I'll be giving a talk about erlrc at the Erlang Factory. erlrc is our scheme for integrating the Erlang VM with the OS package manager (we use deb, but it should be possible to integrate with rpm and others as well).

The google code project contains the powerpoint slides as well as other useful documentation.

In the talk I indicate that erlrc is componentized for embedding in other build systems and launch processes, and I also mention that we built our own automake-based build system (which is used for all the languages we develop in, not just Erlang). That system is called framewerk and is also available from google code.

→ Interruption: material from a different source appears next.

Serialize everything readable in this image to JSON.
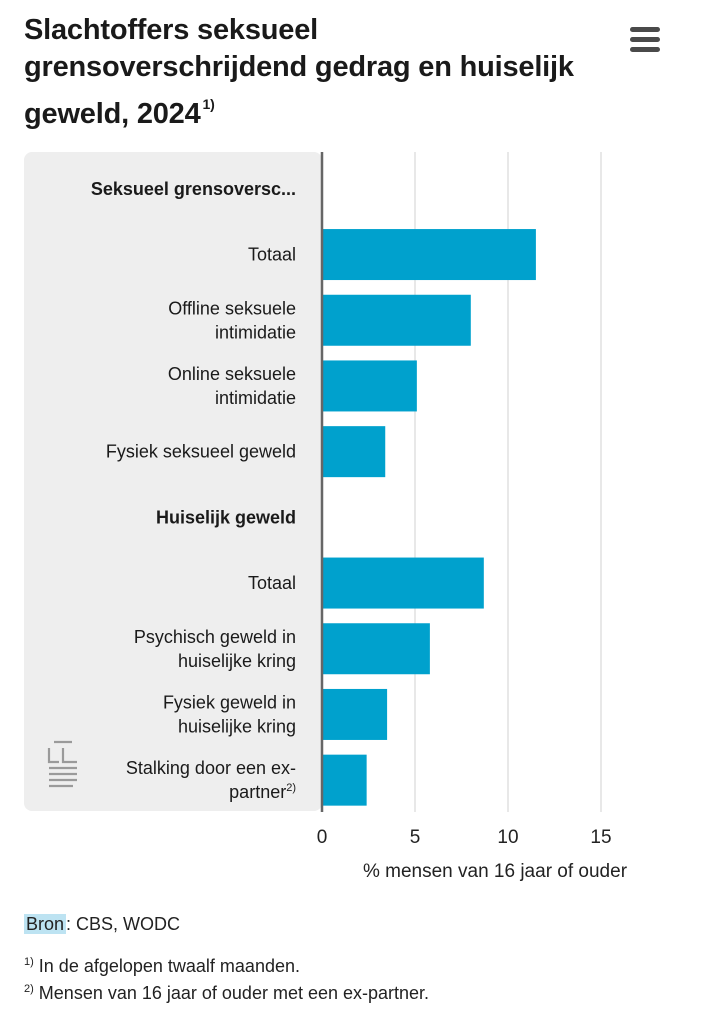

I also claim that once your entire software state is represented in OS packages, simple and effective strategies for deployment and provisioning emerge. Two simple tools that we've developed along these lines are ec2-do and apt-snapshot.

ec2-do is an escript that provides rolling window execution of an arbitrary command across a set of ec2 machines (typically, an ec2 group). When we want to launch we do something like this to sync all the machines with the package archive,
ec2-do -g production -m 1000 -b -d apt-get update
and then something like this to install the package
ec2-do -g production -m 3 -b -d apt-get install <newpackage>
ec2-do is available from the erlrc downloads page.

apt-snapshot is even simpler than ec2-do (just a shell script), but very useful for provisioning when using deb packages. It can associate the current package state of a server with a symbolic tag which can later be restored (possibly from another host). To create a tag we do something like
apt-snapshot create <tag>
and to restore it later we do
apt-snapshot restore <host>:<tag>
We use this in three distinct ways. First, we have a cron job creating regular snapshots on every machine with timestamp tag names in case of snafu (to allow us to rollback). Second, when we launch something particularly risky we create a symbolic tag manually for rollback. Third, when we start up new machines, we get them in the correct state quickly by tagging one of the currently running machines and then telling the new machines to restore that tag from that host (our EC2 images are sensitive to the extra arguments passed to ec2-run-instance, but you can also just use ec2-do for this purpose, since restoring a tag is idempotent).

apt-snapshot is available from the erlrc downloads page.